Later in the year, a scheme was devised by the Duke of Buckingham to raise money by pawning the king's jewels at The Hague and Amsterdam, in part to meet commitments to be made by the Treaty of The Hague (1625). On 8 November 1625, Spencer, Lord Compton, who served as Master of the King's Robes delivered jewels to two courtiers of Charles I, Lord Conway and Endymion Porter, at Hampton Court. These included the famous diamond hat jewel known as the Mirror of Great Britain (now configured with a diamond instead of a ruby, which James had given to Anne of Denmark), a gold feather set with diamonds, a jewel called the "Brethren" or the "Three Brothers", collets (segments set with precious stones) from collars with the ciphers of Anne of Denmark and James, a hatband of two ropes of pearls, and a jewel in shape of an initial "J" or "I". The "J" was also a hat badge, and had been made by the goldsmiths William Herrick and John Spilman in 1603 or 1604. It included two balas rubies and a great and a small diamond, and a lozenge diamond taken from a jewel in Anne of Denmark's collection.

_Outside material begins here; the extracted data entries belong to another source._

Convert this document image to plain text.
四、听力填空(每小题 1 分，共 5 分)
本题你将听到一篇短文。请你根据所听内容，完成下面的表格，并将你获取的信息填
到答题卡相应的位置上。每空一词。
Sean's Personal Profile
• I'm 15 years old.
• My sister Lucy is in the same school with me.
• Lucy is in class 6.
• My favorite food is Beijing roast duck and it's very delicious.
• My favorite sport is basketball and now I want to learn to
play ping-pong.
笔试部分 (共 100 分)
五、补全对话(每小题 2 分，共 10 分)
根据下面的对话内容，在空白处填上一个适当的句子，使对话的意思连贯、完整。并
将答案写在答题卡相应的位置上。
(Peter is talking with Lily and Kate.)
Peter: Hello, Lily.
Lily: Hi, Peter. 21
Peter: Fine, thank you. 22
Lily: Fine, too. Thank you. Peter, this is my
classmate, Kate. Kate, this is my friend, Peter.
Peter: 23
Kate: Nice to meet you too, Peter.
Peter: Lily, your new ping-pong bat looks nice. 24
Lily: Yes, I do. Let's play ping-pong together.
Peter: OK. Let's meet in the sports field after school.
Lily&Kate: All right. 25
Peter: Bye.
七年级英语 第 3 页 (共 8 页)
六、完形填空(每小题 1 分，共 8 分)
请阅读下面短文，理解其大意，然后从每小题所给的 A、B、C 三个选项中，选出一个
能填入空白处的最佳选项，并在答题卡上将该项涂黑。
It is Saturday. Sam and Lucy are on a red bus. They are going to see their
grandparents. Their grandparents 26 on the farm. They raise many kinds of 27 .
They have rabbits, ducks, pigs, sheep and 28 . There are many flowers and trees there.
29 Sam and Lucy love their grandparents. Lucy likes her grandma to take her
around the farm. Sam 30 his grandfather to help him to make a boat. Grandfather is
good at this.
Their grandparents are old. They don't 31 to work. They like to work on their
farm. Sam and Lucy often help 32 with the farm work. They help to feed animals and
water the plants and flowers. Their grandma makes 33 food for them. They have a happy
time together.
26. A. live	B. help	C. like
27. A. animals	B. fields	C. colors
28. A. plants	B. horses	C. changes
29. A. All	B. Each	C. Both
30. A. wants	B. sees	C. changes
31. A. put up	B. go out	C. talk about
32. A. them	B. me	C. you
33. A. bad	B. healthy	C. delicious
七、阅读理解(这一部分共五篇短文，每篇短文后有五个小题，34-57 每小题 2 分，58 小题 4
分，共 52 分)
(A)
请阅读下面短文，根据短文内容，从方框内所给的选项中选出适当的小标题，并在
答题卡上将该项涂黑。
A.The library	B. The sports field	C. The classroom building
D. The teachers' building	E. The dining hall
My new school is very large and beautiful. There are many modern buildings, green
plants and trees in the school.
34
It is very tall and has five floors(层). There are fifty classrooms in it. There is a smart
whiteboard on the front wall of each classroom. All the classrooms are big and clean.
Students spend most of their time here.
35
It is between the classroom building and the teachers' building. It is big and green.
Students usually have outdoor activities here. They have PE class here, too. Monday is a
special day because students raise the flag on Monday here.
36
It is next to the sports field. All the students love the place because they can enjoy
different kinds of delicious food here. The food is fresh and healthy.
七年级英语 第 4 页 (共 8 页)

The Dutch were reluctant to lend money on the jewels, considering they were annexed as crown jewels, rather than royal personal property, and the English Parliament could object. Nevertheless, some of pieces were pawned by the Duke of Buckingham and his agent Sackville Crowe, and in 1634 were in the hands of Garret van Schoonhoven and Francis Vanhoven of Amsterdam.